COWA Surveys and Bibliographies
Author :
Publisher :
Page : 748 pages
File Size : 32,98 MB
Release : 1960
Category : Great Britain
ISBN :
Author :
Publisher :
Page : 748 pages
File Size : 32,98 MB
Release : 1960
Category : Great Britain
ISBN :
Author : Council for Old World Archaeology
Publisher :
Page : 72 pages
File Size : 12,12 MB
Release : 1959
Category : Archaeology
ISBN :
Author :
Publisher :
Page : 456 pages
File Size : 17,72 MB
Release : 1960
Category : Archaeology
ISBN :
Author : Richard H. Rouse
Publisher : Univ of California Press
Page : 164 pages
File Size : 46,24 MB
Release : 2023-11-10
Category : History
ISBN : 0520313178
This title is part of UC Press's Voices Revived program, which commemorates University of California Press’s mission to seek out and cultivate the brightest minds and give them voice, reach, and impact. Drawing on a backlist dating to 1893, Voices Revived makes high-quality, peer-reviewed scholarship accessible once again using print-on-demand technology. This title was originally published in 1969.
Author : Charles Lewis Camp
Publisher : Geological Society of America
Page : 1184 pages
File Size : 41,38 MB
Release : 1972
Category : Vertebrates, Fossil
ISBN : 0813711347
Author :
Publisher : Geological Society of America
Page : 783 pages
File Size : 38,93 MB
Release : 1973
Category : Vertebrates, Fossil
ISBN : 081371141X
Author : United States. Congress. House. Committee on Education and Labor
Publisher :
Page : 2970 pages
File Size : 14,70 MB
Release : 1967
Category : Educational law and legislation
ISBN :
Author : United States.
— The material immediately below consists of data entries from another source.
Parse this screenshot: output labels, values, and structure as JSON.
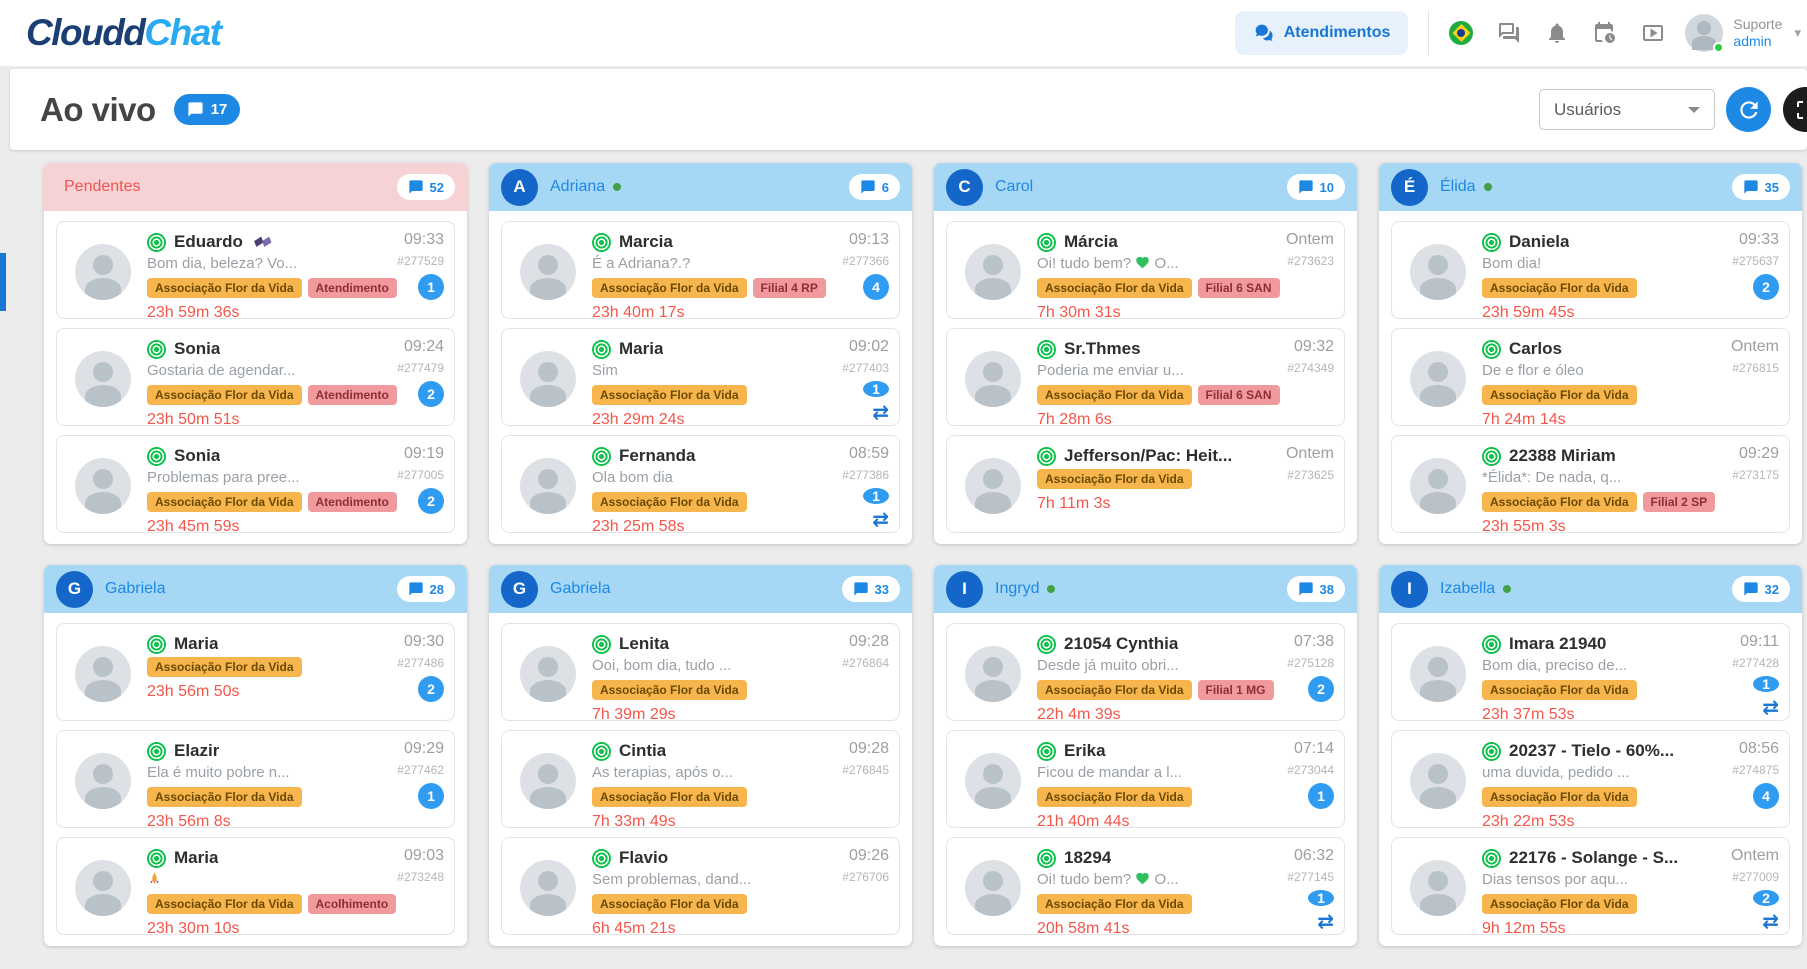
{
  "header": {
    "logo_part1": "Cloudd",
    "logo_part2": "Chat",
    "atendimentos_label": "Atendimentos",
    "icons": [
      "brazil-flag",
      "forum",
      "notifications",
      "schedule",
      "video-tutorials"
    ],
    "user": {
      "name": "Suporte",
      "role": "admin",
      "status": "online"
    }
  },
  "toolbar": {
    "title": "Ao vivo",
    "live_count": "17",
    "users_select_label": "Usuários"
  },
  "icons": {
    "transfer": "⇄",
    "select_caret": "▾"
  },
  "colors": {
    "accent_blue": "#1e88e5",
    "column_header_blue": "#a6d8f6",
    "pending_header_pink": "#f7d2d5",
    "pending_text_red": "#ef5350",
    "tag_orange_bg": "#f7b54d",
    "tag_pink_bg": "#f09a9d",
    "duration_red": "#f4564a",
    "whatsapp_green": "#0bc14a",
    "online_green": "#43a047",
    "unread_badge_blue": "#2f9bf1"
  },
  "columns": [
    {
      "type": "pending",
      "name": "Pendentes",
      "online": false,
      "count": "52",
      "initial": "",
      "cards": [
        {
          "name": "Eduardo",
          "name_decoration": "purple-flags",
          "message": "Bom dia, beleza? Vo...",
          "tags": [
            {
              "label": "Associação Flor da Vida",
              "type": "orange"
            },
            {
              "label": "Atendimento",
              "type": "pink"
            }
          ],
          "duration": "23h 59m 36s",
          "time": "09:33",
          "ticket": "#277529",
          "unread": "1",
          "transfer": false
        },
        {
          "name": "Sonia",
          "message": "Gostaria de agendar...",
          "tags": [
            {
              "label": "Associação Flor da Vida",
              "type": "orange"
            },
            {
              "label": "Atendimento",
              "type": "pink"
            }
          ],
          "duration": "23h 50m 51s",
          "time": "09:24",
          "ticket": "#277479",
          "unread": "2",
          "transfer": false
        },
        {
          "name": "Sonia",
          "message": "Problemas para pree...",
          "tags": [
            {
              "label": "Associação Flor da Vida",
              "type": "orange"
            },
            {
              "label": "Atendimento",
              "type": "pink"
            }
          ],
          "duration": "23h 45m 59s",
          "time": "09:19",
          "ticket": "#277005",
          "unread": "2",
          "transfer": false
        }
      ]
    },
    {
      "type": "agent",
      "name": "Adriana",
      "online": true,
      "count": "6",
      "initial": "A",
      "cards": [
        {
          "name": "Marcia",
          "message": "É a Adriana?.?",
          "tags": [
            {
              "label": "Associação Flor da Vida",
              "type": "orange"
            },
            {
              "label": "Filial 4 RP",
              "type": "pink"
            }
          ],
          "duration": "23h 40m 17s",
          "time": "09:13",
          "ticket": "#277366",
          "unread": "4",
          "transfer": false
        },
        {
          "name": "Maria",
          "message": "Sim",
          "tags": [
            {
              "label": "Associação Flor da Vida",
              "type": "orange"
            }
          ],
          "duration": "23h 29m 24s",
          "time": "09:02",
          "ticket": "#277403",
          "unread": "1",
          "transfer": true
        },
        {
          "name": "Fernanda",
          "message": "Ola bom dia",
          "tags": [
            {
              "label": "Associação Flor da Vida",
              "type": "orange"
            }
          ],
          "duration": "23h 25m 58s",
          "time": "08:59",
          "ticket": "#277386",
          "unread": "1",
          "transfer": true
        }
      ]
    },
    {
      "type": "agent",
      "name": "Carol",
      "online": false,
      "count": "10",
      "initial": "C",
      "cards": [
        {
          "name": "Márcia",
          "message": "Oi! tudo bem? 💚 O...",
          "tags": [
            {
              "label": "Associação Flor da Vida",
              "type": "orange"
            },
            {
              "label": "Filial 6 SAN",
              "type": "pink"
            }
          ],
          "duration": "7h 30m 31s",
          "time": "Ontem",
          "ticket": "#273623",
          "unread": "",
          "transfer": false
        },
        {
          "name": "Sr.Thmes",
          "message": "Poderia me enviar u...",
          "tags": [
            {
              "label": "Associação Flor da Vida",
              "type": "orange"
            },
            {
              "label": "Filial 6 SAN",
              "type": "pink"
            }
          ],
          "duration": "7h 28m 6s",
          "time": "09:32",
          "ticket": "#274349",
          "unread": "",
          "transfer": false
        },
        {
          "name": "Jefferson/Pac: Heit...",
          "message": "",
          "tags": [
            {
              "label": "Associação Flor da Vida",
              "type": "orange"
            }
          ],
          "duration": "7h 11m 3s",
          "time": "Ontem",
          "ticket": "#273625",
          "unread": "",
          "transfer": false
        }
      ]
    },
    {
      "type": "agent",
      "name": "Élida",
      "online": true,
      "count": "35",
      "initial": "É",
      "cards": [
        {
          "name": "Daniela",
          "message": "Bom dia!",
          "tags": [
            {
              "label": "Associação Flor da Vida",
              "type": "orange"
            }
          ],
          "duration": "23h 59m 45s",
          "time": "09:33",
          "ticket": "#275637",
          "unread": "2",
          "transfer": false
        },
        {
          "name": "Carlos",
          "message": "De e flor e óleo",
          "tags": [
            {
              "label": "Associação Flor da Vida",
              "type": "orange"
            }
          ],
          "duration": "7h 24m 14s",
          "time": "Ontem",
          "ticket": "#276815",
          "unread": "",
          "transfer": false
        },
        {
          "name": "22388 Miriam",
          "message": "*Élida*: De nada, q...",
          "tags": [
            {
              "label": "Associação Flor da Vida",
              "type": "orange"
            },
            {
              "label": "Filial 2 SP",
              "type": "pink"
            }
          ],
          "duration": "23h 55m 3s",
          "time": "09:29",
          "ticket": "#273175",
          "unread": "",
          "transfer": false
        }
      ]
    },
    {
      "type": "agent",
      "name": "Gabriela",
      "online": false,
      "count": "28",
      "initial": "G",
      "cards": [
        {
          "name": "Maria",
          "message": "",
          "tags": [
            {
              "label": "Associação Flor da Vida",
              "type": "orange"
            }
          ],
          "duration": "23h 56m 50s",
          "time": "09:30",
          "ticket": "#277486",
          "unread": "2",
          "transfer": false
        },
        {
          "name": "Elazir",
          "message": "Ela é muito pobre n...",
          "tags": [
            {
              "label": "Associação Flor da Vida",
              "type": "orange"
            }
          ],
          "duration": "23h 56m 8s",
          "time": "09:29",
          "ticket": "#277462",
          "unread": "1",
          "transfer": false
        },
        {
          "name": "Maria",
          "message": "🙏",
          "tags": [
            {
              "label": "Associação Flor da Vida",
              "type": "orange"
            },
            {
              "label": "Acolhimento",
              "type": "pink"
            }
          ],
          "duration": "23h 30m 10s",
          "time": "09:03",
          "ticket": "#273248",
          "unread": "",
          "transfer": false
        }
      ]
    },
    {
      "type": "agent",
      "name": "Gabriela",
      "online": false,
      "count": "33",
      "initial": "G",
      "cards": [
        {
          "name": "Lenita",
          "message": "Ooi, bom dia, tudo ...",
          "tags": [
            {
              "label": "Associação Flor da Vida",
              "type": "orange"
            }
          ],
          "duration": "7h 39m 29s",
          "time": "09:28",
          "ticket": "#276864",
          "unread": "",
          "transfer": false
        },
        {
          "name": "Cintia",
          "message": "As terapias, após o...",
          "tags": [
            {
              "label": "Associação Flor da Vida",
              "type": "orange"
            }
          ],
          "duration": "7h 33m 49s",
          "time": "09:28",
          "ticket": "#276845",
          "unread": "",
          "transfer": false
        },
        {
          "name": "Flavio",
          "message": "Sem problemas, dand...",
          "tags": [
            {
              "label": "Associação Flor da Vida",
              "type": "orange"
            }
          ],
          "duration": "6h 45m 21s",
          "time": "09:26",
          "ticket": "#276706",
          "unread": "",
          "transfer": false
        }
      ]
    },
    {
      "type": "agent",
      "name": "Ingryd",
      "online": true,
      "count": "38",
      "initial": "I",
      "cards": [
        {
          "name": "21054 Cynthia",
          "message": "Desde já muito obri...",
          "tags": [
            {
              "label": "Associação Flor da Vida",
              "type": "orange"
            },
            {
              "label": "Filial 1 MG",
              "type": "pink"
            }
          ],
          "duration": "22h 4m 39s",
          "time": "07:38",
          "ticket": "#275128",
          "unread": "2",
          "transfer": false
        },
        {
          "name": "Erika",
          "message": "Ficou de mandar a l...",
          "tags": [
            {
              "label": "Associação Flor da Vida",
              "type": "orange"
            }
          ],
          "duration": "21h 40m 44s",
          "time": "07:14",
          "ticket": "#273044",
          "unread": "1",
          "transfer": false
        },
        {
          "name": "18294",
          "message": "Oi! tudo bem? 💚 O...",
          "tags": [
            {
              "label": "Associação Flor da Vida",
              "type": "orange"
            }
          ],
          "duration": "20h 58m 41s",
          "time": "06:32",
          "ticket": "#277145",
          "unread": "1",
          "transfer": true
        }
      ]
    },
    {
      "type": "agent",
      "name": "Izabella",
      "online": true,
      "count": "32",
      "initial": "I",
      "cards": [
        {
          "name": "Imara 21940",
          "message": "Bom dia, preciso de...",
          "tags": [
            {
              "label": "Associação Flor da Vida",
              "type": "orange"
            }
          ],
          "duration": "23h 37m 53s",
          "time": "09:11",
          "ticket": "#277428",
          "unread": "1",
          "transfer": true
        },
        {
          "name": "20237 - Tielo - 60%...",
          "message": "uma duvida, pedido ...",
          "tags": [
            {
              "label": "Associação Flor da Vida",
              "type": "orange"
            }
          ],
          "duration": "23h 22m 53s",
          "time": "08:56",
          "ticket": "#274875",
          "unread": "4",
          "transfer": false
        },
        {
          "name": "22176 - Solange - S...",
          "message": "Dias tensos por aqu...",
          "tags": [
            {
              "label": "Associação Flor da Vida",
              "type": "orange"
            }
          ],
          "duration": "9h 12m 55s",
          "time": "Ontem",
          "ticket": "#277009",
          "unread": "2",
          "transfer": true
        }
      ]
    }
  ]
}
Congress. House. Committee on Education
Publisher :
Page : 1470 pages
File Size : 24,27 MB
Release : 1969
Category :
ISBN :
Author : United States. Congress. House
Publisher :
Page : 560 pages
File Size : 25,91 MB
Release : 1969
Category :
ISBN :
Author : H. Steegstra
Publisher : Barkhuis
Page : 346 pages
File Size : 31,72 MB
Release : 2018-01-06
Category : Biography & Autobiography
ISBN : 9492444577
The archaeologist and Bronze Age metal specialist Dr Jay J. Butler (1921-2014) was a kind, warmhearted man, averse to hype and ostentation, who was happy to share his knowledge in non-academic language both with professionals and interested amateurs. But woe betide anyone who might use the evidence to draw unwarranted conclusions… A cosmopolitan American, he demonstrated that people in the Bronze Age maintained contacts that reached well beyond today’s national frontiers. In practicals with his students he acquainted them with, for instance, the difficulties of bronze casting: prehistoric artisans were far more sophisticated than previously thought. He started taking samples for metal analyses, initiated international collaborative projects, and widened his students’ horizons by taking them on trips abroad to visit excavations and museums. His eventful life was linked to many themes: immigration that is welcome only inasfar as it is lucrative, racism, exploitation of the poor, religious fundamentalism, a devastating world war, information being doctored or suppressed, lack of humanity and neglect of common courtesy. With Jay Butler’s demise, the world lost an enthusiastic, authoritative and accessible archaeologist.